Category maintenance


The whole of the last week has been spent trying to get to grips with the NSOutlineView provided by Cocoa. This gives you a standard leveled and expandable list, as shown in the window to the right. I've finally managed to implement to maintain Categories and SubCategories. No drag and drop yet but the basic functionality to allow users to view, insert, delete is all there. Even better it directly links in with all the underlying class datastructures, meaning that if you change the name of a category, say from "Cars" to "Vehicles" it will update all transactions from immediately. Surprisingly getting this all working wasn't exactly a trivial exercise. The documentation provided by Apple was a little terse and I resorted to plagiarising the only useful example I could find on the web from Big Nerd Ranch.

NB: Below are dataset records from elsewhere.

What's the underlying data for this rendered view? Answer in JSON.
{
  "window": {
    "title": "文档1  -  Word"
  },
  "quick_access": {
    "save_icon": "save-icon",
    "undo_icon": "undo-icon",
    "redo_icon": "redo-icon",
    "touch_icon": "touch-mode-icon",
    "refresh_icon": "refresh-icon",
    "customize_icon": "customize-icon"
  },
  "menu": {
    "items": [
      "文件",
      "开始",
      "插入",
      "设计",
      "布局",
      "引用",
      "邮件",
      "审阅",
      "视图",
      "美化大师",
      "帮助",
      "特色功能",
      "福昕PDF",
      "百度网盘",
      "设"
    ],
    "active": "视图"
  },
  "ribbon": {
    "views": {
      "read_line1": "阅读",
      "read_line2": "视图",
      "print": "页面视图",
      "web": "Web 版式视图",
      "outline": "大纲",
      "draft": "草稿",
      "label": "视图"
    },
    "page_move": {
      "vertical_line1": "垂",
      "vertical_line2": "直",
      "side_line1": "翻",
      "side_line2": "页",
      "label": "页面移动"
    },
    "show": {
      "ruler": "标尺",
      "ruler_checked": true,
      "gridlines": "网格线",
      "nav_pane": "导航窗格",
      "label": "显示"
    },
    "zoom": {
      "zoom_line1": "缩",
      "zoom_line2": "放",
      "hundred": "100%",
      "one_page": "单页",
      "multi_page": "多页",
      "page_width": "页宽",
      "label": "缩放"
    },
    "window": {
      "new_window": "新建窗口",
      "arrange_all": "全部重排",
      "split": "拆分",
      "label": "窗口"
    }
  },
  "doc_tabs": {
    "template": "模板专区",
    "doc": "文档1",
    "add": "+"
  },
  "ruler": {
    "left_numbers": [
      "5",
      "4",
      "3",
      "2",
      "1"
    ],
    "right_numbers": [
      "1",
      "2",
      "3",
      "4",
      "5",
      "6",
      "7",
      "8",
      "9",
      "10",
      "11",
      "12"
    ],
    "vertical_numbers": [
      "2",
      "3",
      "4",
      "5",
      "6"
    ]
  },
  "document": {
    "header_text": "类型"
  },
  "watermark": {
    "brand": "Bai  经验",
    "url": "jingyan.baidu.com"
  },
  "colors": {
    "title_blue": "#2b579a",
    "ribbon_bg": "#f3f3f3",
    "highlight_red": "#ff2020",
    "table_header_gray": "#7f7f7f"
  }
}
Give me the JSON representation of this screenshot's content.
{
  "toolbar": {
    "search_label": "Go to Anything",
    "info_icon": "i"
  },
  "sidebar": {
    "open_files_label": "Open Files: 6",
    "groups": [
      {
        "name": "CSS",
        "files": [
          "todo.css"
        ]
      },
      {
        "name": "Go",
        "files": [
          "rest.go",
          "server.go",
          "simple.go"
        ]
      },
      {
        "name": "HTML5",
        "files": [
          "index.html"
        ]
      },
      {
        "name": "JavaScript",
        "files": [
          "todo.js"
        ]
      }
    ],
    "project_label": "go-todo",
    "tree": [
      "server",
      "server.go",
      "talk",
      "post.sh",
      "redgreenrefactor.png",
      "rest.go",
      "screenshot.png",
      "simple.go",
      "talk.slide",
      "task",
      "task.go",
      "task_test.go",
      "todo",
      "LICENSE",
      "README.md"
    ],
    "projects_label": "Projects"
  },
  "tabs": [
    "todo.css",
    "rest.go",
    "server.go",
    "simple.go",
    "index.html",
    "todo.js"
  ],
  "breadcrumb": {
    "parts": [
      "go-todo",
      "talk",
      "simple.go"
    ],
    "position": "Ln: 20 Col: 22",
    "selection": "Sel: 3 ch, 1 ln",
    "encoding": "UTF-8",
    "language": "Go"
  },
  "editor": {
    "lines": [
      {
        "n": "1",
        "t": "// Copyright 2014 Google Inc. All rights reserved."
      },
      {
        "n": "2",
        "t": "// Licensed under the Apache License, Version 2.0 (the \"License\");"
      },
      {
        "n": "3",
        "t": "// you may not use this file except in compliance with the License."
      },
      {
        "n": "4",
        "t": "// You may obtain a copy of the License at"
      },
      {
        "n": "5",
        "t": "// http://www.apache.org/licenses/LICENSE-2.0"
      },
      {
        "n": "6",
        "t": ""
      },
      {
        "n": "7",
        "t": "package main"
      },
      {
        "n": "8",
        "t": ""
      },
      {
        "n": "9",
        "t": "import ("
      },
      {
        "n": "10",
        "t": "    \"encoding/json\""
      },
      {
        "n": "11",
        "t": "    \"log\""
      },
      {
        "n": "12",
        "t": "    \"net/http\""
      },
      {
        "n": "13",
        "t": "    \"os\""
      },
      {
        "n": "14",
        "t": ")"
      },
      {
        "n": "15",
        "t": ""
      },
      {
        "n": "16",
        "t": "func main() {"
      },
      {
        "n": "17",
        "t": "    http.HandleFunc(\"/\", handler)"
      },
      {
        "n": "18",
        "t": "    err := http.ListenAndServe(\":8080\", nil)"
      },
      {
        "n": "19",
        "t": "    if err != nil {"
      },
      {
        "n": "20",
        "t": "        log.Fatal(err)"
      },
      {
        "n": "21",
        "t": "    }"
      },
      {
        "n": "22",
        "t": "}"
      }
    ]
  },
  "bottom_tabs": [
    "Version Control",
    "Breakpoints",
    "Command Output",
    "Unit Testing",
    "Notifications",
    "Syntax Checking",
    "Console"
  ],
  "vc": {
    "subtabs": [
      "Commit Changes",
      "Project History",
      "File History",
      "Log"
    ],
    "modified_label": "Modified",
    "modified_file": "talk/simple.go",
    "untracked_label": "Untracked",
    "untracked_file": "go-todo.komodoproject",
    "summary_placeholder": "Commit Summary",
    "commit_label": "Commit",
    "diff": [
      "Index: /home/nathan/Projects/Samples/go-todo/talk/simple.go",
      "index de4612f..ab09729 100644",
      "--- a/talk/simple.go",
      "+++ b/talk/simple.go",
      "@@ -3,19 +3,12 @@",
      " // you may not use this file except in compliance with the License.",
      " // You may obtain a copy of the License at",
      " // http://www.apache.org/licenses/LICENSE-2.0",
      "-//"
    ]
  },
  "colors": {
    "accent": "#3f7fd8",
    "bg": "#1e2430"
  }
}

On a side note one thing I've started noticing about Cocoa is that is operates a quite different development for coding object events then all other development environments I've encountered. Visual Basic, Powerbuilder etc all allow you to object on an object in the interface builder, a push button for example, and directly let you write your code directly as an object property, in the "click" event for example. This means that the code tends to get scattered around the various objects that make up the window. In cocoa you write all your GUI code in a specific class for the window or application. I like this, in that it keeps the code together and hence makes debugging much easier. However for a complex window or application controller, I'm starting to find that the actual objective-c file starts getting enormous in size. Delegate methods get shared objects so every delegate needs to test what object it is that is sending the message. My AppController.m file is already up to 1,000 lines (including comments), and I've hardly started (gulp).